Have a PHP script, like the ones listed in these answers that can stream/read out a file. If its a large file you may need to change the "max_execution_time" to account for the extra time the script will take to read out the file. This script will allow you to authenticate the user and check that they have paid for the file.

Put a .htacces in the folder with the script that rewrites the file requested from that folder to a variable. That makes it appear as though they are directly accessing the file while that are not. Personally i would only put the single script in this folder just to keep things simple. So:

http://www.yourdomain.com/files/expensive_song.mp3

actually rewrites to:

http://www.yourdomain.com/files/download_file.php?filename=expensive_song.mp3

Good luck.

Well, first, you definitely don't want to link directly to the file. You'll probably want to send the user a link to a service you've created (or even just a page) with a generated id argument that results in a file download, if certain criteria are met.

Those criteria are difficult, really, as you need to allow the user to download the file more than once (in case he fails to download the complete file the first time, or deletes it accidentally, etc.), but once a link works, it works until you kill it.

I'd suggest either using time or IP to filter your download requests.

Time: When someone purchases the file from you, inform them that they'll be able to download the file for 1 day only, or some such.
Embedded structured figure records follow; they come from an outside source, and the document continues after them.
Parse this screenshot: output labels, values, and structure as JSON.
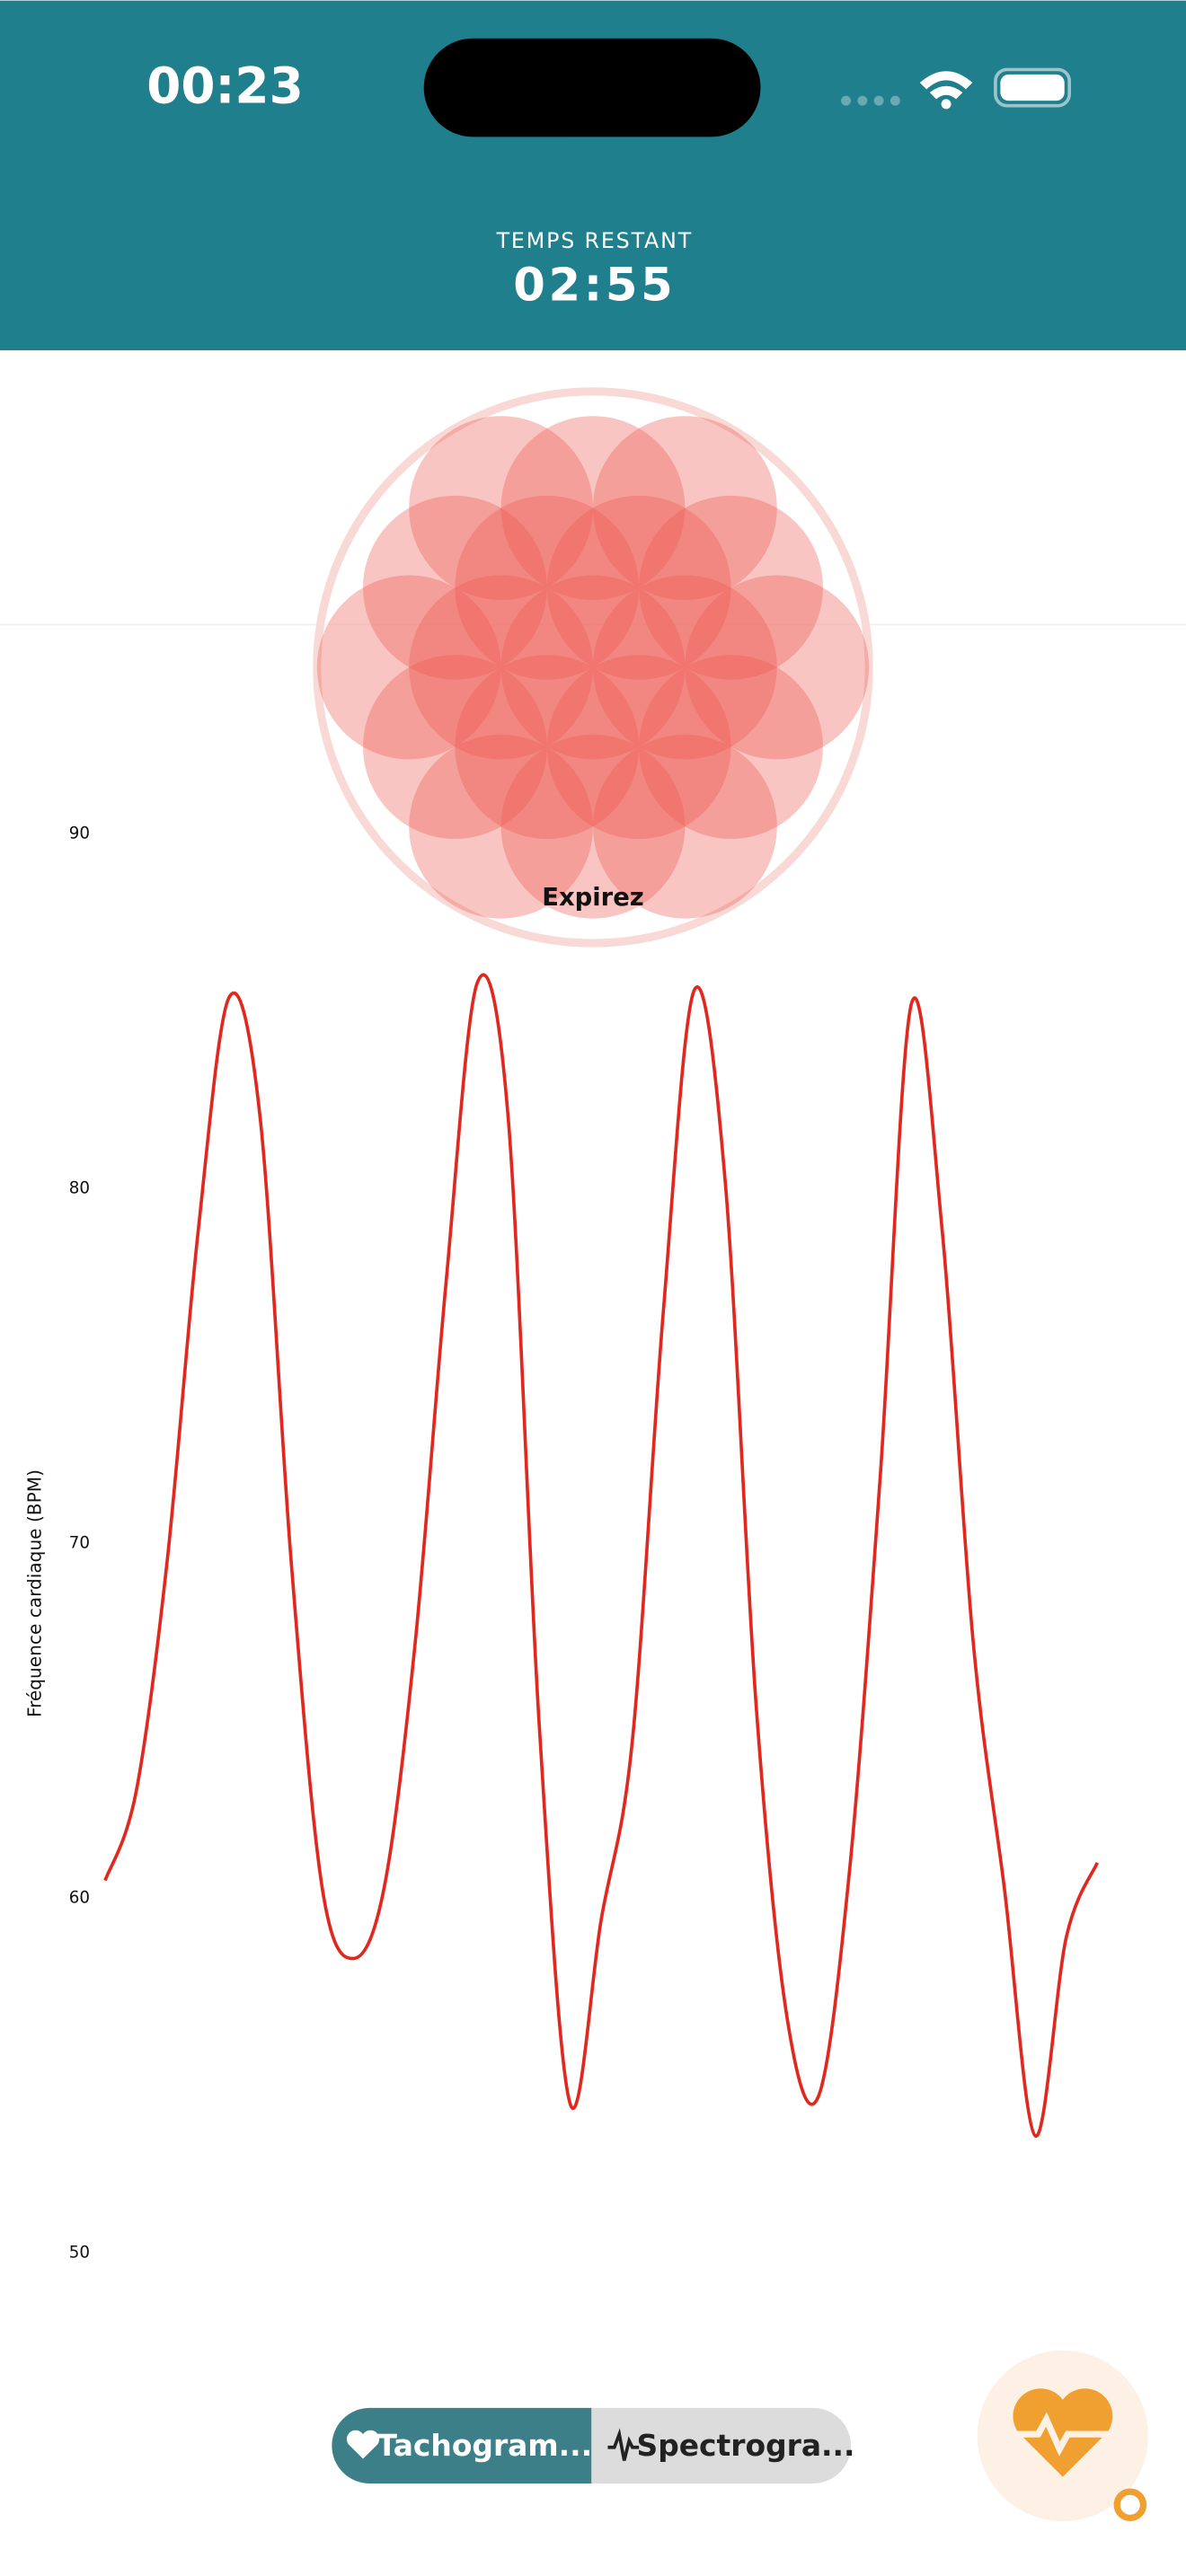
{
  "status_bar": {
    "time": "00:23"
  },
  "header": {
    "label": "TEMPS RESTANT",
    "remaining": "02:55"
  },
  "breathing": {
    "instruction": "Expirez"
  },
  "chart_data": {
    "type": "line",
    "y_label": "Fréquence cardiaque (BPM)",
    "categories": [
      null,
      null,
      null,
      null,
      null,
      null,
      null,
      null,
      null,
      null,
      null,
      null,
      null,
      null,
      null,
      null,
      null,
      null,
      null,
      null,
      null,
      null,
      null,
      null,
      null,
      null,
      null,
      null,
      null,
      null,
      null,
      null,
      null
    ],
    "series": [
      {
        "color": "#e0281e",
        "values": [
          60.5,
          63,
          69.5,
          78.8,
          85.4,
          82,
          69.5,
          60.3,
          58.3,
          60.3,
          67.2,
          77.4,
          85.8,
          82,
          64.9,
          54.2,
          59.4,
          64.4,
          76.5,
          85.6,
          80.2,
          65.4,
          56.6,
          54.4,
          60.7,
          71.9,
          85.2,
          78.8,
          67.2,
          60.3,
          53.3,
          58.9,
          61
        ]
      }
    ],
    "ylim": [
      46,
      96
    ],
    "yticks": [
      50,
      60,
      70,
      80,
      90
    ],
    "grid": false
  },
  "tabs": [
    {
      "label": "Tachogram..."
    },
    {
      "label": "Spectrogra..."
    }
  ]
}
Yes, other people can download the file during that day, but only for 1 day. You could also put a download limit on this, so they can only download it 5 times (this is normal).

IP: When someone purchases the file from you, inform them that they'll only be able to download the file from that IP. Your download service can certainly check this when they attempt to download the file.

It seems both are easily usable at the same time, as well.

In either case (or both), be prepared to handle customers who didn't download the file in time, or want to get it again after the time limit (or from another computer/IP (some people don't get static ones)). They won't want to pay again, and probably shouldn't have to.

You basically don't give the users the direct URL to the file. Server based permissions have nothing to do here.

Say you have the required file(s) saved in /data/files/file.pdf (good practice to store files out of your web root). You can provide the users a link to download which looks something like /download.php?auth=32

When a user clicks the link, download.php will check if the session/cookie is authenticated and if the download id is valid (in case you have time based download expiry) Then download.php will read the required file from its location and send it to the browser with appropriate headers to force download.